Holly's voice alternates between humorous, touching, annoyed, angry, frustrated, joyous, and thankful.  She is the reason to read this book.  Her emotions feel real, her reactions true, and her insight down-to-earth

The verse is not as obtrusive as one would think.  We open with Holly's 50th birthday around the corner and the realization that menopause has come.  The short poems capture her feelings perfectly.  Sones uses some poems to move Holly's story forward and others look at the issues of the sandwich generation in greater detail.  So while one poem may be about how much she will miss her daughter, the next may be about her sagging breasts.  There will be one about her work followed immediately by one about her mother.  The switching back and forth is not distracting, rather, it gives Holly depth.  I could feel her inner struggle and the different things vying for her attention.  I did not need pages of character development to understand Holly.  Her poems, and the order in which Sones placed them, did the heavy lifting of the character development here.

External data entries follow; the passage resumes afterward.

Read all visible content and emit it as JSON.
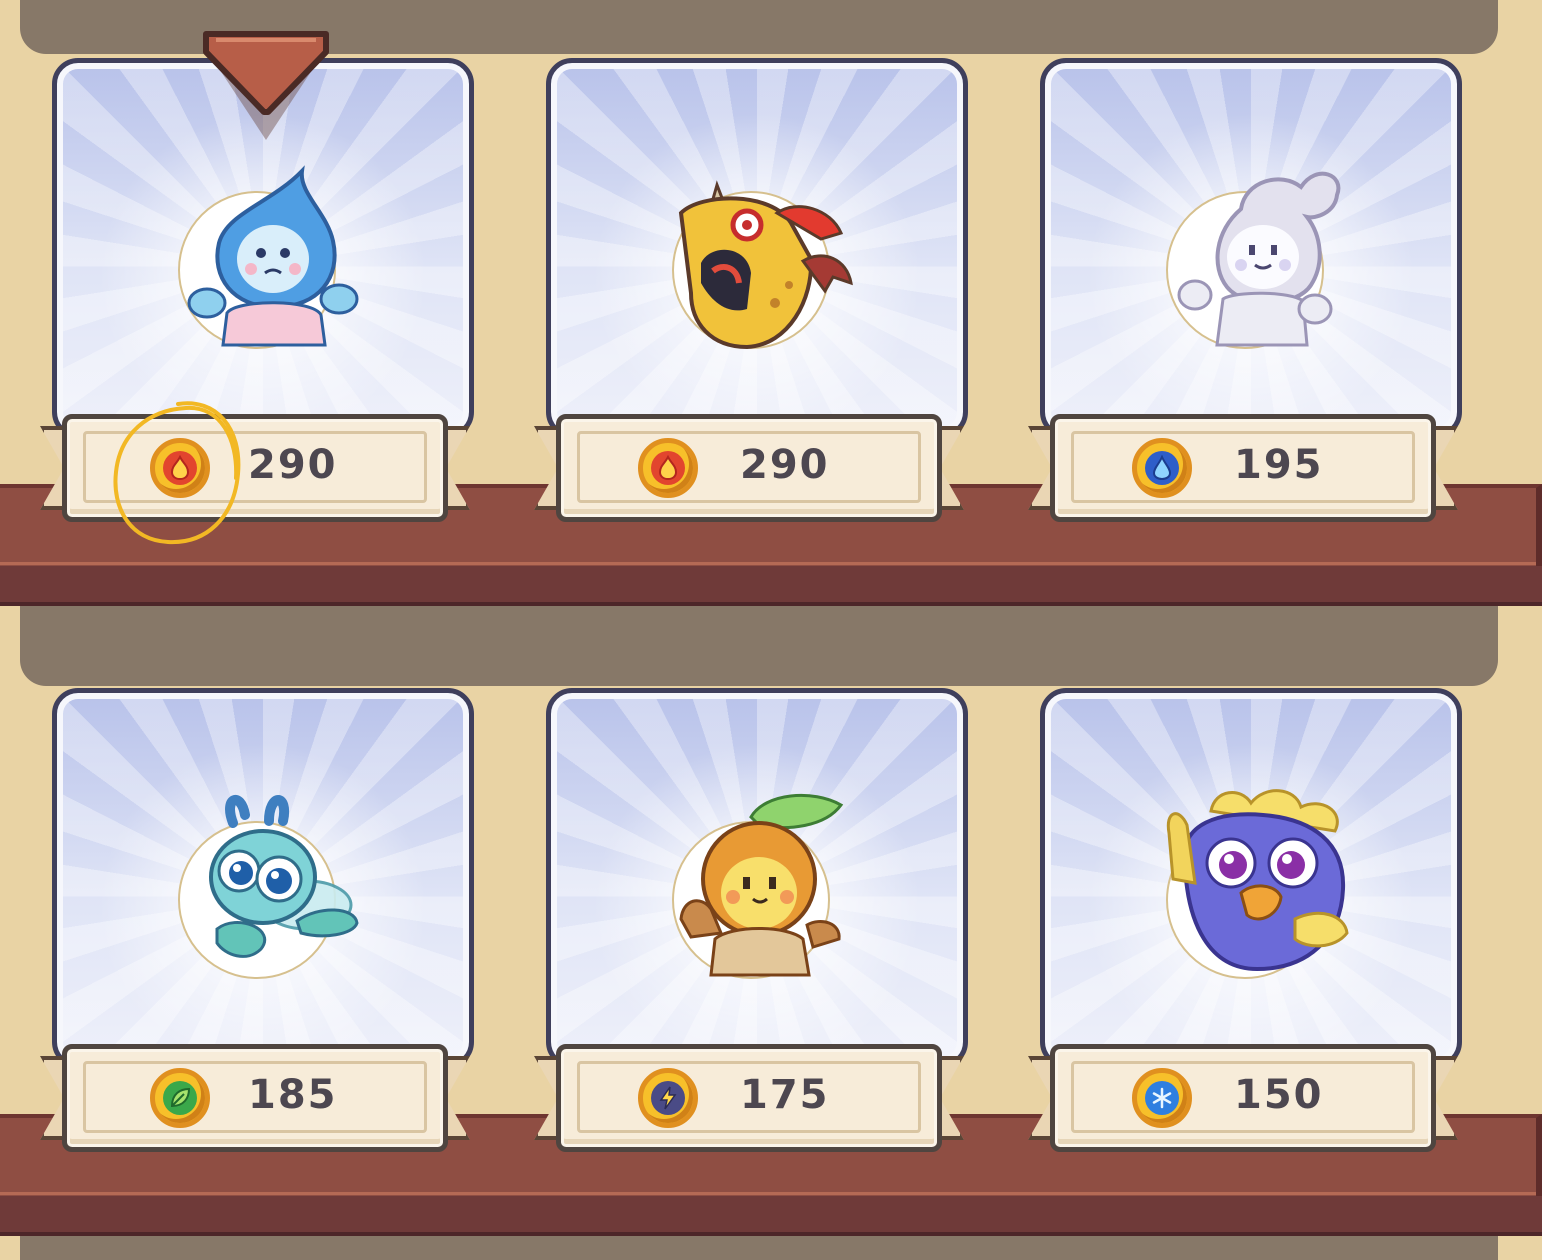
{
  "colors": {
    "wall": "#ecd6a9",
    "back_panel": "#877868",
    "shelf": "#8f4e43",
    "card_border": "#3f3f5c",
    "price_text": "#4d4750",
    "annotation_circle": "#f2b824"
  },
  "shop": {
    "rows": [
      {
        "items": [
          {
            "price": "290",
            "currency": "fire",
            "currency_icon": "fire-coin-icon",
            "creature": "water-drop-creature",
            "selected": true,
            "annotated": true
          },
          {
            "price": "290",
            "currency": "fire",
            "currency_icon": "fire-coin-icon",
            "creature": "fire-dragon-creature",
            "selected": false,
            "annotated": false
          },
          {
            "price": "195",
            "currency": "water",
            "currency_icon": "water-coin-icon",
            "creature": "cloud-creature",
            "selected": false,
            "annotated": false
          }
        ]
      },
      {
        "items": [
          {
            "price": "185",
            "currency": "plant",
            "currency_icon": "leaf-coin-icon",
            "creature": "dragonfly-creature",
            "selected": false,
            "annotated": false
          },
          {
            "price": "175",
            "currency": "storm",
            "currency_icon": "lightning-coin-icon",
            "creature": "leaf-sprout-creature",
            "selected": false,
            "annotated": false
          },
          {
            "price": "150",
            "currency": "ice",
            "currency_icon": "snowflake-coin-icon",
            "creature": "blue-bird-creature",
            "selected": false,
            "annotated": false
          }
        ]
      }
    ]
  }
}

Due to the verse style, this is also a quick read.  I raced through the book telling myself I would just read one more poem, but then 45-60 seconds later I thought, just one more, and again...you get the point.  This would be a great summer read for any mom, whether they are living Holly's life right now, or will be someday.

Three Words That Describe This Book: novel-in-verse, humorous, touching

Where This Book Took Me (summer reading feature):  to a peek into what my life may be like in 12-14 years.

Readalikes:  I like Karen's description that this book fits in somewhere between Jennifer Weiner and Nora Ephron.  The Hunchback of Neiman Marcus is a Women's Lives book in the truest sense.  It explores the choices and situations which women in America face today as they move from their child bearing and rearing years into their middle age.

Other women's lives books about mature women which are both humorous and touching are The Three Weissmanns of Westport by Cathleen Schine (more literary), Julie and Romeo by Jeanne Ray (more chick lit feel but with an older protagonist), and the Miss Julia series by Ann B. Ross (a cozier story).

Adriana Trigiani is also a great writer of stories of women from all ages and walks of life.  Her focus is on families, friends, and their interaction with a great balance between humor and touching scenes.  She is just an all out excellent story-teller who will appeal to those who like Sones' work here.

Sones also reminds me of Elizabeth Berg, but with a tad bit more in your face humor (Berg's can be subtle).

If you just liked the whole novel in verse thing, I ran a search in NoveList by clicking on the genre heading in this novel's record called "novels in verse," limited it to "Adult" and "Fiction" and got 31 solid results which included books by the poet and novelist Ana Castillo, who is a great choice for these readers.  Try Watercolor Women / Opaque Men: A Novel in Verse or the novel Peel My Love Like an Onion.